The cab came; and Aunt Stefanie, in a very old fur cloak, hoisted herself in, sprightlily, climbed up the step and felt anything but well. Was it coming at last? Was she about to fall ill and die? Oh, if she could only be sure of going to Heaven! So long as she was not sure of it, she would rather go on living, rather grow as old as Mother and Takma, rather live to be a hundred. The cab was now pulling up in front of the ground-floor rooms in which Anton lived; and she thought, should she wait till he came out or should she get out herself for a minute? She resolved upon the latter course and, when the door was opened by the landlady, she clambered down the step of the cab again, refusing the driver's assistance, and, with a few snowflakes on her old-lady's cape and old fur cloak, went in to her brother, who was sitting beside a closed stove, with his book and his pipe. A thick haze of smoke filled the room, drifting heavily with slow, horizontal cloud-lines.

"Well, Anton, you're expecting me, aren't you? It wouldn't be the thing if you weren't!" said Aunt Stefanie, in a tone of reproach.

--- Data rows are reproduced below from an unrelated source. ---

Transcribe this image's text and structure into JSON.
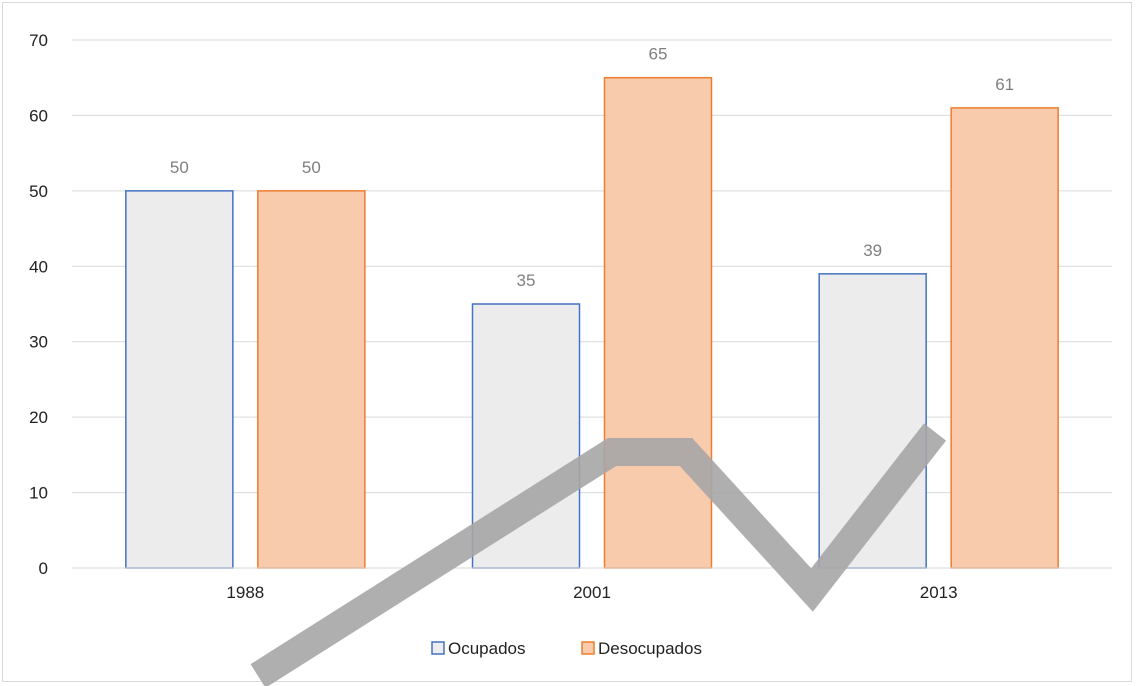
{
  "chart_data": {
    "type": "bar",
    "title": "",
    "xlabel": "",
    "ylabel": "",
    "categories": [
      "1988",
      "2001",
      "2013"
    ],
    "series": [
      {
        "name": "Ocupados",
        "values": [
          50,
          35,
          39
        ],
        "fill": "#ececec",
        "stroke": "#4472c4"
      },
      {
        "name": "Desocupados",
        "values": [
          50,
          65,
          61
        ],
        "fill": "#f8cbad",
        "stroke": "#ed7d31"
      }
    ],
    "ylim": [
      0,
      70
    ],
    "yticks": [
      "0",
      "10",
      "20",
      "30",
      "40",
      "50",
      "60",
      "70"
    ],
    "grid": true,
    "gridColor": "#d9d9d9",
    "legend": "bottom",
    "dataLabels": true,
    "watermarkColor": "#a6a6a6"
  }
}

Trippingly and imperiously, she went up to him. Her voice sounded shrill and her little witch-face shook and shivered out of the worn fur collar of her cloak, because she felt cold.

"Yes, all right," said Anton Dercksz, but without getting up. "You'll sit down first, won't you, Stefanie?"

"But the cab's waiting, Anton; it means throwing money away for nothing!"

"Well, that won't ruin you. Is it really necessary that we should go and look at those brats?"

"You must see your godchild, surely. That's only proper. And then we're going on, with Ina and Lily, to Daan and Floor, at their hotel."

"Yes, I know, they arrived yesterday.... Look here, Stefanie, I can't understand why you don't leave me here in peace. You always want to boss people. I'm comfortable here, reading...."

The warmth of the stove gave old Stefanie de Laders a blissful feeling; she held her numbed feet—Anton possessed no foot-stove—voluptuously to the glow; but the smoke of the pipe made her cough.

"Yes, yes, you're just sitting reading; I read too, but I read better books than you.... Let me see what you're reading, Anton. What is it? Latin?"